Despite all ups and downs of our relationship and the impact chronic illness has had on it, I am so proud of the young lady I am raising. She entered high school this year and has a good head on her shoulders. She is taking all honors classes and reads voraciously. She is kind and generous and simply a joy to be around. She is active in her community and volunteers with organizations that are close to her heart.

She has a great relationship with her extended family and maintains a close-knit group of friends. She is kind to animals and people of all backgrounds. In addition to that, she loves all Pittsburgh sports teams, which is definitely something to be proud of. All and all, this chronic illness and I haven’t done a bad job raising her.

At the age of 14, Hunter continues to battle Ehlers-Danlos Syndrome (EDS) and Postural Orthostatic Tachycardia Syndrome (POTS).
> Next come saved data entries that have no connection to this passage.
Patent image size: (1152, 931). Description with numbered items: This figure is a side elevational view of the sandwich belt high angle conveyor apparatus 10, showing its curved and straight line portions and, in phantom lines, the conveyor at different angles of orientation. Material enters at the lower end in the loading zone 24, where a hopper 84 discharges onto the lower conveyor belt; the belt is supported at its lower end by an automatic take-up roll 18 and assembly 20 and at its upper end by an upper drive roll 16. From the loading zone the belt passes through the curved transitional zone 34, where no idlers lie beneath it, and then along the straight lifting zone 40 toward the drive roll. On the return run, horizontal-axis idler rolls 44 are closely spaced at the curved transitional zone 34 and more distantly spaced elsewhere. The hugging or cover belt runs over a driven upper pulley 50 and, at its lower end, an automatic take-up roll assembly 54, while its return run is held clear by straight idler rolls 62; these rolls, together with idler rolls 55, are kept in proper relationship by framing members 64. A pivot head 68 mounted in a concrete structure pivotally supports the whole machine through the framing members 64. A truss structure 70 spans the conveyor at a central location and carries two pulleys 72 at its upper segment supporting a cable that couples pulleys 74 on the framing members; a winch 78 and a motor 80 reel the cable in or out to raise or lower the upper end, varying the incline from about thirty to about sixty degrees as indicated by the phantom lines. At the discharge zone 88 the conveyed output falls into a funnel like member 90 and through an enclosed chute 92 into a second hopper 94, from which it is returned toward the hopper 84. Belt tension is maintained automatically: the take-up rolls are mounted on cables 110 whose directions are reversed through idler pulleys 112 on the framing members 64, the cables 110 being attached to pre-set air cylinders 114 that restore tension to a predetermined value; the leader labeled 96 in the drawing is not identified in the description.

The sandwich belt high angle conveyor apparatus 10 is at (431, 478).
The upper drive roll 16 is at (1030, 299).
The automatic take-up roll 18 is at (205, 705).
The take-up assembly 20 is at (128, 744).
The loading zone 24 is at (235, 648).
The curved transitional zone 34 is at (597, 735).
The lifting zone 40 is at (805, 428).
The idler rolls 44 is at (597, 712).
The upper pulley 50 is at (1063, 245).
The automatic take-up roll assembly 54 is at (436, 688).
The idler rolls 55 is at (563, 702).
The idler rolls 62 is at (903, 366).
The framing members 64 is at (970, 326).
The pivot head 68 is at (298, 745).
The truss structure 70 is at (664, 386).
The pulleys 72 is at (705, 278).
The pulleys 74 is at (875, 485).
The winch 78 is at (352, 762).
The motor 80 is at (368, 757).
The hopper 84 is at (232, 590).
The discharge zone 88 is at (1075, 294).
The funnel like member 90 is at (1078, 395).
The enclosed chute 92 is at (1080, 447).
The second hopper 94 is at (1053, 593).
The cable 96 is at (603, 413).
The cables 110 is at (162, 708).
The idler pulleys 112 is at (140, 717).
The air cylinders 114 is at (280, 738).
I’m just shy of 39 and still dealing with the pain of trigeminal neuralgia. I had brain surgery (microvascular decompression) and was pain-free for one year, but then the pain returned. I’ve been told I’m not a good candidate for gamma knife radiation therapy. I spent years on medicine, but for a little over two years now, I’ve only been using heat therapy, guided meditation, essential oils, and aromatherapy. I’m not sure how much longer I can go without another form of intervention, as my pain episodes are getting longer and more intense in frequency again. But, for now, I’m not on any medications.

Hunter and I like to get out as much as possible during the summer months. We’re active in our community and take advantage of local fairs, festivals, and farmer’s markets. We enjoy trying new restaurants and taking day trips. We try to cram as much activity into the warmer months as we can, knowing that the simple act of just leaving the house in the winter is pure torture for someone with TN.

In the winter months, I tend to feel down and frustrated with my lack of activity, but Hunter reminds me that she’d rather spend a quiet day at home with me being mentally present, than have me rely on so many medications for relief.

Thankfully, I think I can say that despite the fact her momma is living with the crippling pain of trigeminal neuralgia, my little girl has turned out just fine. The truth is, it really does take a village, as the old saying goes. I have had tremendous support from my family and I know I couldn’t have done it without them.

If you are a parent struggling with chronic illness, I encourage you to lean on those individuals in your circle of support. Perhaps, it’s your spouse or partner. Perhaps, it’s your extended family or a close group of friends. Perhaps, you’re reading this and realizing you don’t have a circle of support. In that case, it’s never too late to develop one. If you’re active in a church, talk to your pastor about ways the congregation can support you. If you’re in a parent group, ask if anyone else is dealing with similar issues. Consider starting your own support group for TN sufferers in your area, or any parents dealing with a painful illness. Finally, there are groups on social media who can offer long-distance support and encouragement. The important thing to remember is that, despite your chronic illness, or perhaps because of it, you can be a loving and effective parent who raises an amazing child. I know I have.